Malcolm Sparrow, a professor of public management at Harvard’s Kennedy School and the author, most recently, of License to Steal: How Fraud Bleeds America’s Health Care System, has long argued that government agencies underestimate the scale of a fraud epidemic that he believes costs taxpayers hundreds of billions of dollars annually. His work suggests that better fraud control systems can help significantly trim government budgets without impacting services. Such ideas are of peculiar importance in this era of public-sector austerity.
I recently spoke with Sparrow by phone about prospects for improving audits, the value of transparency in stimulus spending and what investigators can learn from chess strategy. Below is an edited transcript of our conversation. —Sasha Abramsky
Do you have a sense of the exact scale of Medicare fraud and, more generally, healthcare fraud today?
No, we don’t. It’s not because we don’t know how—we absolutely do. Basically, the audits they’re using on a random sample are nothing like fraud audits. The difference between a fraud audit and a medical review audit—a medical review audit, you’re taking all the information as if it’s true and testing whether the medical judgment seems appropriate. You can use these techniques to see where judgments are unorthodox or payment rules have not been followed, but almost nothing in these methods tests whether the information you have is true.

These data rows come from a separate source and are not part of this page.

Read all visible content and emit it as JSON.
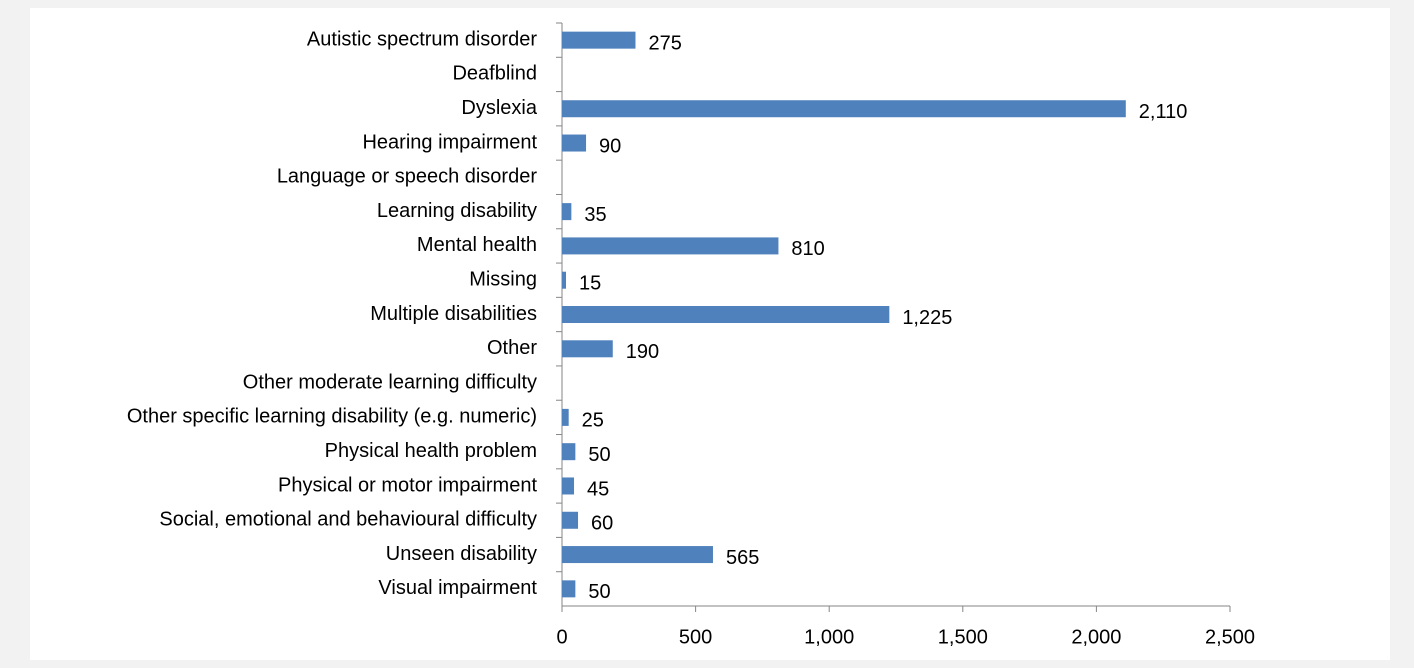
{
  "chart_data": {
    "type": "barh",
    "categories": [
      "Autistic spectrum disorder",
      "Deafblind",
      "Dyslexia",
      "Hearing impairment",
      "Language or speech disorder",
      "Learning disability",
      "Mental health",
      "Missing",
      "Multiple disabilities",
      "Other",
      "Other moderate learning difficulty",
      "Other specific learning disability (e.g. numeric)",
      "Physical health problem",
      "Physical or motor impairment",
      "Social, emotional and behavioural difficulty",
      "Unseen disability",
      "Visual impairment"
    ],
    "values": [
      275,
      null,
      2110,
      90,
      null,
      35,
      810,
      15,
      1225,
      190,
      null,
      25,
      50,
      45,
      60,
      565,
      50
    ],
    "value_labels": [
      "275",
      null,
      "2,110",
      "90",
      null,
      "35",
      "810",
      "15",
      "1,225",
      "190",
      null,
      "25",
      "50",
      "45",
      "60",
      "565",
      "50"
    ],
    "color": "#4f81bd",
    "xlim": [
      0,
      2500
    ],
    "xticks": [
      0,
      500,
      {
        "value": 1000,
        "label": "1,000"
      },
      {
        "value": 1500,
        "label": "1,500"
      },
      {
        "value": 2000,
        "label": "2,000"
      },
      {
        "value": 2500,
        "label": "2,500"
      }
    ],
    "grid": false
  }
}
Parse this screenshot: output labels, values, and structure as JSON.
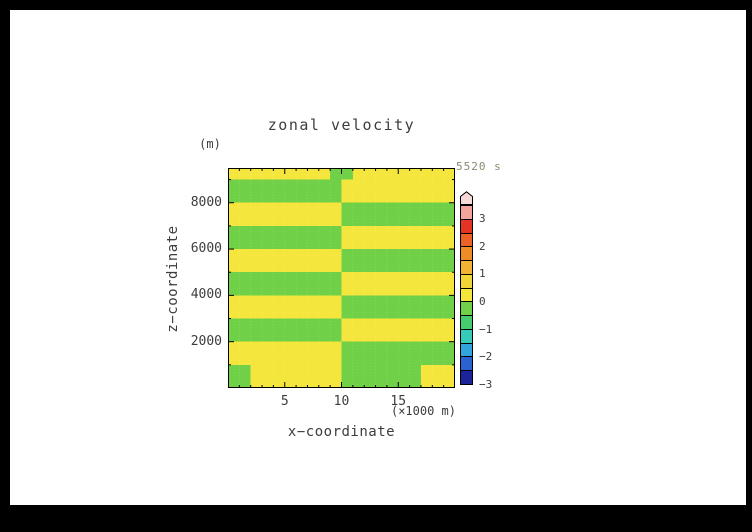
{
  "figure": {
    "title": "zonal velocity",
    "time_label": "5520 s",
    "y_unit_label": "(m)",
    "x_unit_label": "(×1000 m)",
    "xlabel": "x−coordinate",
    "ylabel": "z−coordinate"
  },
  "colors": {
    "background_frame": "#000000",
    "canvas": "#ffffff",
    "text": "#3d3d3d",
    "time_label_text": "#8a8a70",
    "axis": "#000000"
  },
  "chart_data": {
    "type": "heatmap",
    "title": "zonal velocity",
    "xlabel": "x−coordinate",
    "ylabel": "z−coordinate",
    "x_unit": "(×1000 m)",
    "y_unit": "(m)",
    "time": "5520 s",
    "xlim": [
      0,
      20
    ],
    "ylim": [
      0,
      9500
    ],
    "x_ticks": [
      5,
      10,
      15
    ],
    "x_minor_step": 1,
    "y_ticks": [
      2000,
      4000,
      6000,
      8000
    ],
    "y_minor_step": 1000,
    "grid_on": true,
    "legend_position": "colorbar-right",
    "colors": {
      "positive": "#f4e63d",
      "negative": "#70d048"
    },
    "colorbar": {
      "labels": [
        3,
        2,
        1,
        0,
        -1,
        -2,
        -3
      ],
      "range": [
        -3,
        3
      ],
      "segment_step": 0.5,
      "arrow_color": "#f7d9d9",
      "segment_colors_top_to_bottom": [
        "#f2a39b",
        "#e53424",
        "#eb6126",
        "#f08c28",
        "#f2b232",
        "#f2d437",
        "#f4e63d",
        "#70d048",
        "#46cc6e",
        "#36cbb8",
        "#30a4dc",
        "#2b62d0",
        "#1d2398"
      ]
    },
    "grid": {
      "z_step_m": 500,
      "x_step_km": 1,
      "rows_top_to_bottom_z": [
        9500,
        0
      ],
      "values": [
        [
          0.5,
          0.5,
          0.5,
          0.5,
          0.5,
          0.5,
          0.5,
          0.5,
          0.5,
          -0.5,
          -0.5,
          0.5,
          0.5,
          0.5,
          0.5,
          0.5,
          0.5,
          0.5,
          0.5,
          0.5
        ],
        [
          -0.5,
          -0.5,
          -0.5,
          -0.5,
          -0.5,
          -0.5,
          -0.5,
          -0.5,
          -0.5,
          -0.5,
          0.5,
          0.5,
          0.5,
          0.5,
          0.5,
          0.5,
          0.5,
          0.5,
          0.5,
          0.5
        ],
        [
          -0.5,
          -0.5,
          -0.5,
          -0.5,
          -0.5,
          -0.5,
          -0.5,
          -0.5,
          -0.5,
          -0.5,
          0.5,
          0.5,
          0.5,
          0.5,
          0.5,
          0.5,
          0.5,
          0.5,
          0.5,
          0.5
        ],
        [
          0.5,
          0.5,
          0.5,
          0.5,
          0.5,
          0.5,
          0.5,
          0.5,
          0.5,
          0.5,
          -0.5,
          -0.5,
          -0.5,
          -0.5,
          -0.5,
          -0.5,
          -0.5,
          -0.5,
          -0.5,
          -0.5
        ],
        [
          0.5,
          0.5,
          0.5,
          0.5,
          0.5,
          0.5,
          0.5,
          0.5,
          0.5,
          0.5,
          -0.5,
          -0.5,
          -0.5,
          -0.5,
          -0.5,
          -0.5,
          -0.5,
          -0.5,
          -0.5,
          -0.5
        ],
        [
          -0.5,
          -0.5,
          -0.5,
          -0.5,
          -0.5,
          -0.5,
          -0.5,
          -0.5,
          -0.5,
          -0.5,
          0.5,
          0.5,
          0.5,
          0.5,
          0.5,
          0.5,
          0.5,
          0.5,
          0.5,
          0.5
        ],
        [
          -0.5,
          -0.5,
          -0.5,
          -0.5,
          -0.5,
          -0.5,
          -0.5,
          -0.5,
          -0.5,
          -0.5,
          0.5,
          0.5,
          0.5,
          0.5,
          0.5,
          0.5,
          0.5,
          0.5,
          0.5,
          0.5
        ],
        [
          0.5,
          0.5,
          0.5,
          0.5,
          0.5,
          0.5,
          0.5,
          0.5,
          0.5,
          0.5,
          -0.5,
          -0.5,
          -0.5,
          -0.5,
          -0.5,
          -0.5,
          -0.5,
          -0.5,
          -0.5,
          -0.5
        ],
        [
          0.5,
          0.5,
          0.5,
          0.5,
          0.5,
          0.5,
          0.5,
          0.5,
          0.5,
          0.5,
          -0.5,
          -0.5,
          -0.5,
          -0.5,
          -0.5,
          -0.5,
          -0.5,
          -0.5,
          -0.5,
          -0.5
        ],
        [
          -0.5,
          -0.5,
          -0.5,
          -0.5,
          -0.5,
          -0.5,
          -0.5,
          -0.5,
          -0.5,
          -0.5,
          0.5,
          0.5,
          0.5,
          0.5,
          0.5,
          0.5,
          0.5,
          0.5,
          0.5,
          0.5
        ],
        [
          -0.5,
          -0.5,
          -0.5,
          -0.5,
          -0.5,
          -0.5,
          -0.5,
          -0.5,
          -0.5,
          -0.5,
          0.5,
          0.5,
          0.5,
          0.5,
          0.5,
          0.5,
          0.5,
          0.5,
          0.5,
          0.5
        ],
        [
          0.5,
          0.5,
          0.5,
          0.5,
          0.5,
          0.5,
          0.5,
          0.5,
          0.5,
          0.5,
          -0.5,
          -0.5,
          -0.5,
          -0.5,
          -0.5,
          -0.5,
          -0.5,
          -0.5,
          -0.5,
          -0.5
        ],
        [
          0.5,
          0.5,
          0.5,
          0.5,
          0.5,
          0.5,
          0.5,
          0.5,
          0.5,
          0.5,
          -0.5,
          -0.5,
          -0.5,
          -0.5,
          -0.5,
          -0.5,
          -0.5,
          -0.5,
          -0.5,
          -0.5
        ],
        [
          -0.5,
          -0.5,
          -0.5,
          -0.5,
          -0.5,
          -0.5,
          -0.5,
          -0.5,
          -0.5,
          -0.5,
          0.5,
          0.5,
          0.5,
          0.5,
          0.5,
          0.5,
          0.5,
          0.5,
          0.5,
          0.5
        ],
        [
          -0.5,
          -0.5,
          -0.5,
          -0.5,
          -0.5,
          -0.5,
          -0.5,
          -0.5,
          -0.5,
          -0.5,
          0.5,
          0.5,
          0.5,
          0.5,
          0.5,
          0.5,
          0.5,
          0.5,
          0.5,
          0.5
        ],
        [
          0.5,
          0.5,
          0.5,
          0.5,
          0.5,
          0.5,
          0.5,
          0.5,
          0.5,
          0.5,
          -0.5,
          -0.5,
          -0.5,
          -0.5,
          -0.5,
          -0.5,
          -0.5,
          -0.5,
          -0.5,
          -0.5
        ],
        [
          0.5,
          0.5,
          0.5,
          0.5,
          0.5,
          0.5,
          0.5,
          0.5,
          0.5,
          0.5,
          -0.5,
          -0.5,
          -0.5,
          -0.5,
          -0.5,
          -0.5,
          -0.5,
          -0.5,
          -0.5,
          -0.5
        ],
        [
          -0.5,
          -0.5,
          0.5,
          0.5,
          0.5,
          0.5,
          0.5,
          0.5,
          0.5,
          0.5,
          -0.5,
          -0.5,
          -0.5,
          -0.5,
          -0.5,
          -0.5,
          -0.5,
          0.5,
          0.5,
          0.5
        ],
        [
          -0.5,
          -0.5,
          0.5,
          0.5,
          0.5,
          0.5,
          0.5,
          0.5,
          0.5,
          0.5,
          -0.5,
          -0.5,
          -0.5,
          -0.5,
          -0.5,
          -0.5,
          -0.5,
          0.5,
          0.5,
          0.5
        ]
      ]
    }
  }
}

These fraud perpetrators know the value of the sweet spot; they aim their claims dead center, right in the middle of medical orthodoxy. It looks kosher every step of the way—except it’s not true. It’s an inflated procedure, or one that wasn’t done, or an entire medical episode is being created and a completely fake diagnosis has been put on a patient’s record. The stories are legion of people getting a Medicare explanation of benefits statement saying “We’ve paid for this operation in Colorado.” And those people have never been in Colorado. And when you complain about it, nobody seems to care. There’s not enough capacity in the system to investigate.
You’ve said that we might have to jack up the investigative resources within Medicare to 2 percent of the total to protect the integrity of the other 98 percent.
The average spending on medical integrity across the system is somewhere between one- and two-tenths of 1 percent of what the program costs. Meanwhile, [there] could be an 8 to 10 percent loss rate, and if you did the measurements it’d probably be much worse than that. We’ve seen some segments go completely rotten—95 percent. What often happens is that everybody knows a segment has gone bad; it might be DME [durable medical equipment] in Florida, or home healthcare in Texas, or community mental health clinics in Florida. For a good long time it was HIV infusion therapy. Then the authorities wake up and make one criminal case against one person, at which point you can sometimes see the whole billing for this procedure drop off by more than 90 percent. This tells you something about the level to which such practices had become widespread before law enforcement paid attention.